Ils sont quinze et baladent leurs 10 ans sur un synthétique jouxtant le stade Torsvollur, où les Bleus défient aujourd’hui pour la troisième fois en cinq ans la modeste nation des Iles Féroé, coincée entre l’Ecosse et l’Islande. Leur éducateur fait jouer les tee-shirts noirs contre les chasubles orange. Ce ne sont pas de vraies chasubles de footballeurs mais des gilets fluo dont on se sert en cas d’accident sur la route.
Il n’empêche. Le football ne cesse de gagner des parts de marché et les Féroé en donnent l’exemple.
Seul Domenech a peur
Les pré-ados sont l’avenir d’une nation qui ne prend plus de carton. Dans dix ans, ils prendront la relève des Mikkelsen, le gardien aux 62 sélections, ou Holst, l’attaquant vedette. Défaites 1-0 contre la Roumanie et la Lituanie, 2-0 face à la Serbie, nul 1-1 contre l’Autriche : les résultats des Iles Féroé dans ce groupe 7 des éliminatoires de la Coupe du monde témoignent des progrès d’un pays sans soleil et brumeux onze mois sur douze. Bientôt, ils gagneront peut-être des matchs.
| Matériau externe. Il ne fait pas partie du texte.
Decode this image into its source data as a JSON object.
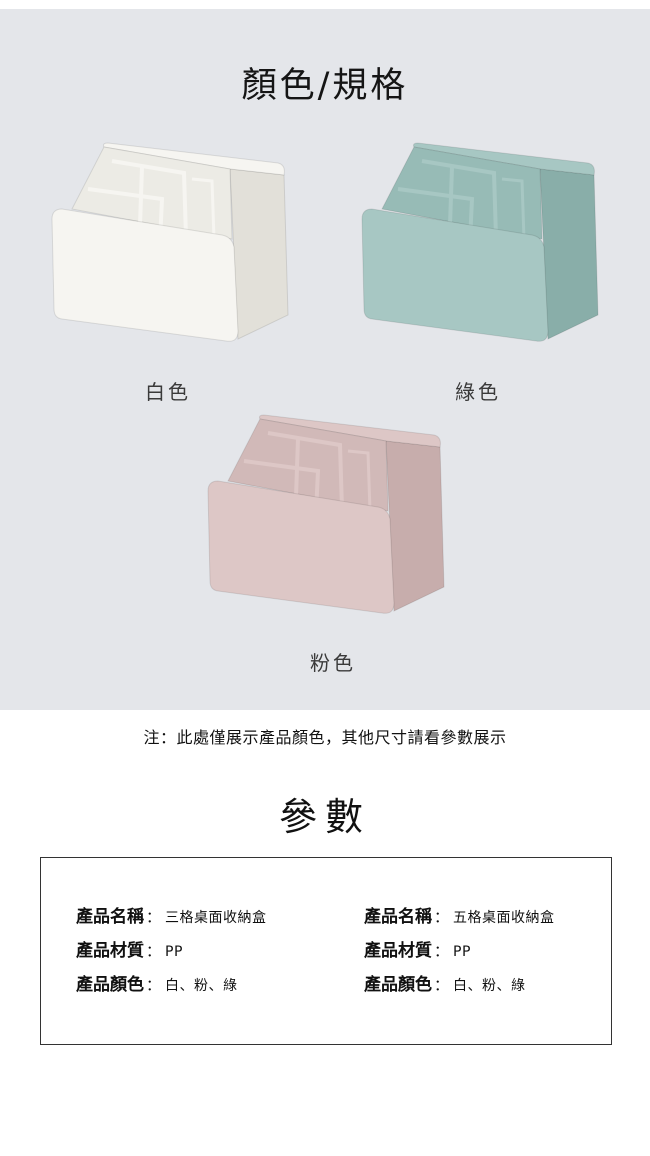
{
  "colors_section": {
    "title": "顏色/規格",
    "products": [
      {
        "label": "白色",
        "fill": "#f6f5f1",
        "inner": "#ecebe5",
        "shade": "#e2e0d9"
      },
      {
        "label": "綠色",
        "fill": "#a7c7c3",
        "inner": "#97bbb6",
        "shade": "#89aea9"
      },
      {
        "label": "粉色",
        "fill": "#ddc7c6",
        "inner": "#d1b9b8",
        "shade": "#c7adac"
      }
    ],
    "background": "#e4e6ea"
  },
  "note": "注：此處僅展示產品顏色，其他尺寸請看參數展示",
  "spec_section": {
    "title": "參數",
    "left": [
      {
        "key": "產品名稱",
        "value": "三格桌面收納盒"
      },
      {
        "key": "產品材質",
        "value": "PP"
      },
      {
        "key": "產品顏色",
        "value": "白、粉、綠"
      }
    ],
    "right": [
      {
        "key": "產品名稱",
        "value": "五格桌面收納盒"
      },
      {
        "key": "產品材質",
        "value": "PP"
      },
      {
        "key": "產品顏色",
        "value": "白、粉、綠"
      }
    ],
    "colon": "："
  }
}
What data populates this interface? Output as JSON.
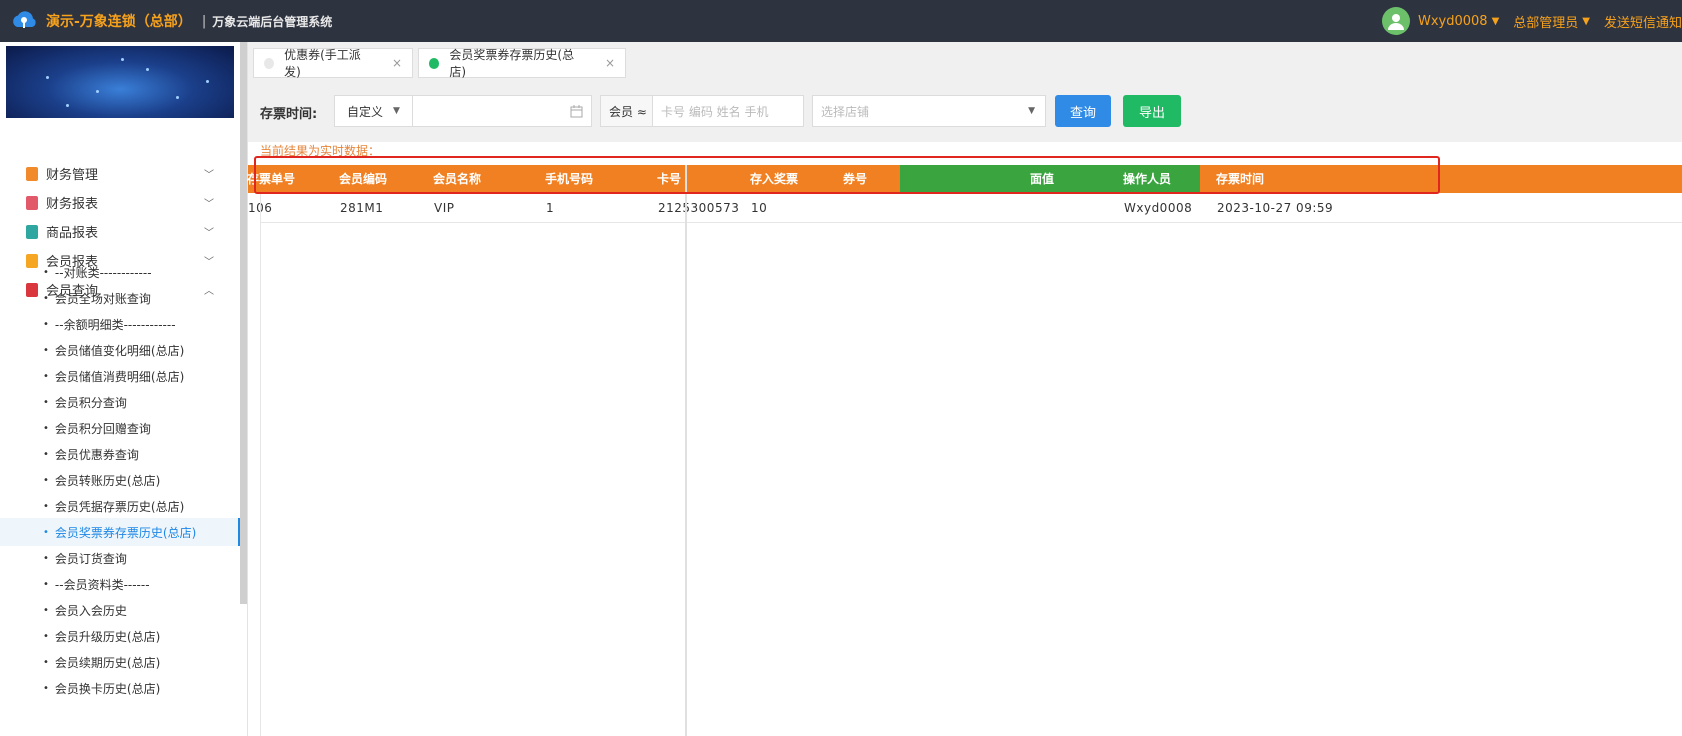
{
  "header": {
    "brand": "演示-万象连锁（总部）",
    "separator": "|",
    "system_name": "万象云端后台管理系统",
    "user": "Wxyd0008",
    "role": "总部管理员",
    "notify": "发送短信通知"
  },
  "sidebar": {
    "groups": [
      {
        "label": "财务管理",
        "color": "#f08a2a",
        "expanded": false
      },
      {
        "label": "财务报表",
        "color": "#e25a6a",
        "expanded": false
      },
      {
        "label": "商品报表",
        "color": "#2fa7a0",
        "expanded": false
      },
      {
        "label": "会员报表",
        "color": "#f5a623",
        "expanded": false
      },
      {
        "label": "会员查询",
        "color": "#d9363e",
        "expanded": true
      }
    ],
    "items": [
      "--对账类------------",
      "会员全场对账查询",
      "--余额明细类------------",
      "会员储值变化明细(总店)",
      "会员储值消费明细(总店)",
      "会员积分查询",
      "会员积分回赠查询",
      "会员优惠券查询",
      "会员转账历史(总店)",
      "会员凭据存票历史(总店)",
      "会员奖票券存票历史(总店)",
      "会员订货查询",
      "--会员资料类------",
      "会员入会历史",
      "会员升级历史(总店)",
      "会员续期历史(总店)",
      "会员换卡历史(总店)"
    ],
    "active_index": 10
  },
  "tabs": [
    {
      "label": "优惠券(手工派发)",
      "active": false,
      "close": "×"
    },
    {
      "label": "会员奖票券存票历史(总店)",
      "active": true,
      "close": "×"
    }
  ],
  "filter": {
    "label": "存票时间:",
    "date_mode": "自定义",
    "date_value": "",
    "member_mode": "会员 ≈",
    "member_placeholder": "卡号 编码 姓名 手机",
    "store_placeholder": "选择店铺",
    "query_button": "查询",
    "export_button": "导出"
  },
  "note": "当前结果为实时数据：",
  "table": {
    "headers": [
      "存票单号",
      "会员编码",
      "会员名称",
      "手机号码",
      "卡号",
      "存入奖票",
      "券号",
      "面值",
      "操作人员",
      "存票时间"
    ],
    "rows": [
      [
        "106",
        "281M1",
        "VIP",
        "1",
        "2125300573",
        "10",
        "",
        "",
        "Wxyd0008",
        "2023-10-27 09:59"
      ]
    ]
  },
  "colors": {
    "topbar": "#2e3340",
    "accent": "#f7a21b",
    "header_orange": "#f08022",
    "header_green": "#3aa43f",
    "query_blue": "#2f8be6",
    "export_green": "#1fba63",
    "highlight_red": "#e0271f"
  }
}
Raymond Domenech espère juste que la série ne commencera pas aujourd’hui. Le sélectionneur se convainc tout seul de la difficulté du match et nous ficherait presque la frousse à force de rabâcher que l’adversaire est coriace. 163e nation Fifa d’un côté, 9e de l’autre (sur 203), comment accorder du crédit à la thèse de Domenech ?
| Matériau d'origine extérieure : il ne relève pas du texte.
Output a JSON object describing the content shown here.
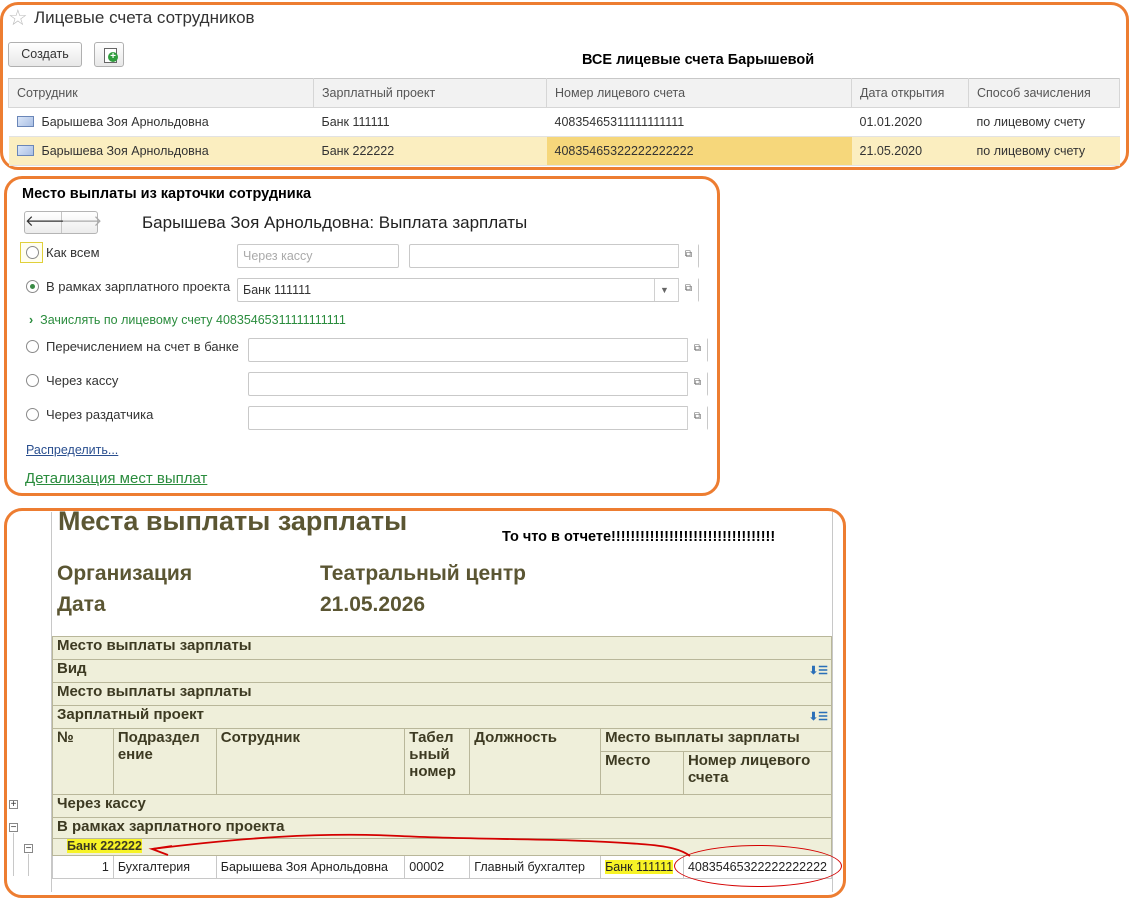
{
  "section1": {
    "title": "Лицевые счета сотрудников",
    "create_label": "Создать",
    "annotation": "ВСЕ лицевые счета Барышевой",
    "columns": [
      "Сотрудник",
      "Зарплатный проект",
      "Номер лицевого счета",
      "Дата открытия",
      "Способ зачисления"
    ],
    "rows": [
      [
        "Барышева Зоя Арнольдовна",
        "Банк 111111",
        "40835465311111111111",
        "01.01.2020",
        "по лицевому счету"
      ],
      [
        "Барышева Зоя Арнольдовна",
        "Банк 222222",
        "40835465322222222222",
        "21.05.2020",
        "по лицевому счету"
      ]
    ]
  },
  "section2": {
    "annotation": "Место выплаты из карточки сотрудника",
    "title": "Барышева Зоя Арнольдовна: Выплата зарплаты",
    "opt_as_all": "Как всем",
    "as_all_placeholder": "Через кассу",
    "opt_salary_project": "В рамках зарплатного проекта",
    "salary_project_value": "Банк 111111",
    "account_line": "Зачислять по лицевому счету 40835465311111111111",
    "opt_bank_transfer": "Перечислением на счет в банке",
    "opt_cash": "Через кассу",
    "opt_distributor": "Через раздатчика",
    "distribute_link": "Распределить...",
    "details_link": "Детализация мест выплат"
  },
  "section3": {
    "title": "Места выплаты зарплаты",
    "annotation": "То что в отчете!!!!!!!!!!!!!!!!!!!!!!!!!!!!!!!!!!",
    "org_label": "Организация",
    "org_value": "Театральный центр",
    "date_label": "Дата",
    "date_value": "21.05.2026",
    "grp1": "Место выплаты зарплаты",
    "grp2": "Вид",
    "grp3": "Место выплаты зарплаты",
    "grp4": "Зарплатный проект",
    "col_no": "№",
    "col_dept": "Подраздел ение",
    "col_emp": "Сотрудник",
    "col_tab": "Табел ьный номер",
    "col_pos": "Должность",
    "col_place_group": "Место выплаты зарплаты",
    "col_place": "Место",
    "col_account": "Номер лицевого счета",
    "group_cash": "Через кассу",
    "group_project": "В рамках зарплатного проекта",
    "bank_group": "Банк 222222",
    "row": {
      "no": "1",
      "dept": "Бухгалтерия",
      "emp": "Барышева Зоя Арнольдовна",
      "tab": "00002",
      "pos": "Главный бухгалтер",
      "place": "Банк 111111",
      "account": "40835465322222222222"
    }
  },
  "colors": {
    "frame": "#ed7d31",
    "selected_row": "#fbeec0",
    "report_header": "#efefda",
    "report_text": "#5b5633",
    "highlight": "#f7f326",
    "annotation_red": "#d40000"
  }
}
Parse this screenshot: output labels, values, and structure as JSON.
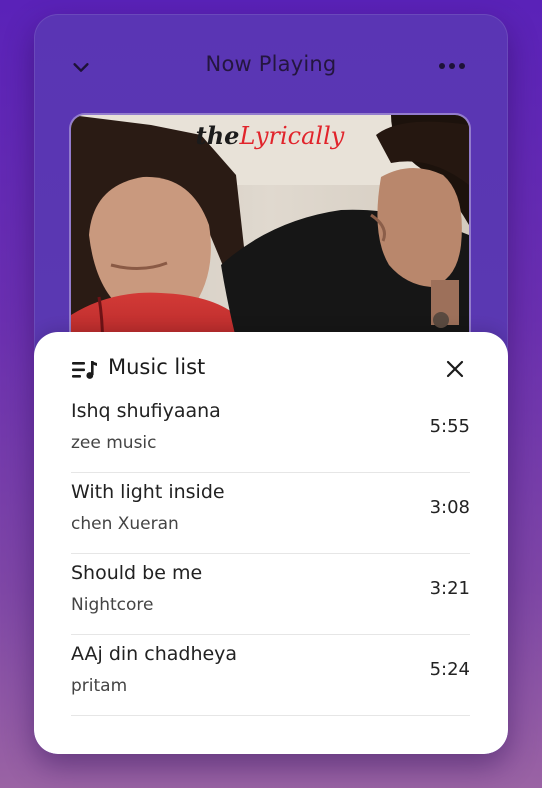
{
  "header": {
    "title": "Now Playing"
  },
  "cover": {
    "watermark_a": "the",
    "watermark_b": "Lyrically"
  },
  "music_list": {
    "title": "Music list",
    "songs": [
      {
        "title": "Ishq shufiyaana",
        "artist": "zee music",
        "duration": "5:55"
      },
      {
        "title": "With light inside",
        "artist": "chen Xueran",
        "duration": "3:08"
      },
      {
        "title": "Should be me",
        "artist": "Nightcore",
        "duration": "3:21"
      },
      {
        "title": "AAj din chadheya",
        "artist": "pritam",
        "duration": "5:24"
      }
    ]
  },
  "colors": {
    "accent": "#5a35b4",
    "background": "#6a2fb0",
    "panel": "#ffffff"
  },
  "icons": {
    "collapse": "chevron-down-icon",
    "menu": "more-horizontal-icon",
    "list": "playlist-icon",
    "close": "close-icon"
  }
}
Mais il y tient mordicus, encore hier : « Je ne crois pas que les joueurs prennent cette rencontre à la légère. C’est plus insidieux que cela. C’est tout ce que l’on entend autour, dans les médias notamment, où tout le monde répète que l’on va gagner. On gagnera, oui, si l’on n’oublie pas de jouer. C’est la logique, mais en football, la logique… »
Le patron des A voudrait nous faire croire que c’est le jour où tout se passe bien — pas de problème de voyage — que tout se passerait mal. Il convoque la météo, très moche, pour ramener de la compétitivité à cette opposition déséquilibrée.
Domenech s’adresse peut-être en fait aux enfants du synthétique. Ces gamins s’en donnent à coeur joie. Ils rêvent d’exploit et peupleront peut-être les travées humides de ce petit stade à flanc de colline. Derrière l’un des buts et malgré la flotte qui coule sur leur nez, les ouvriers profitent de la lumière faiblissante pour construire une nouvelle tribune. Le chantier semble à son début. Le football ne cesse de gagner des parts de marché, vraiment.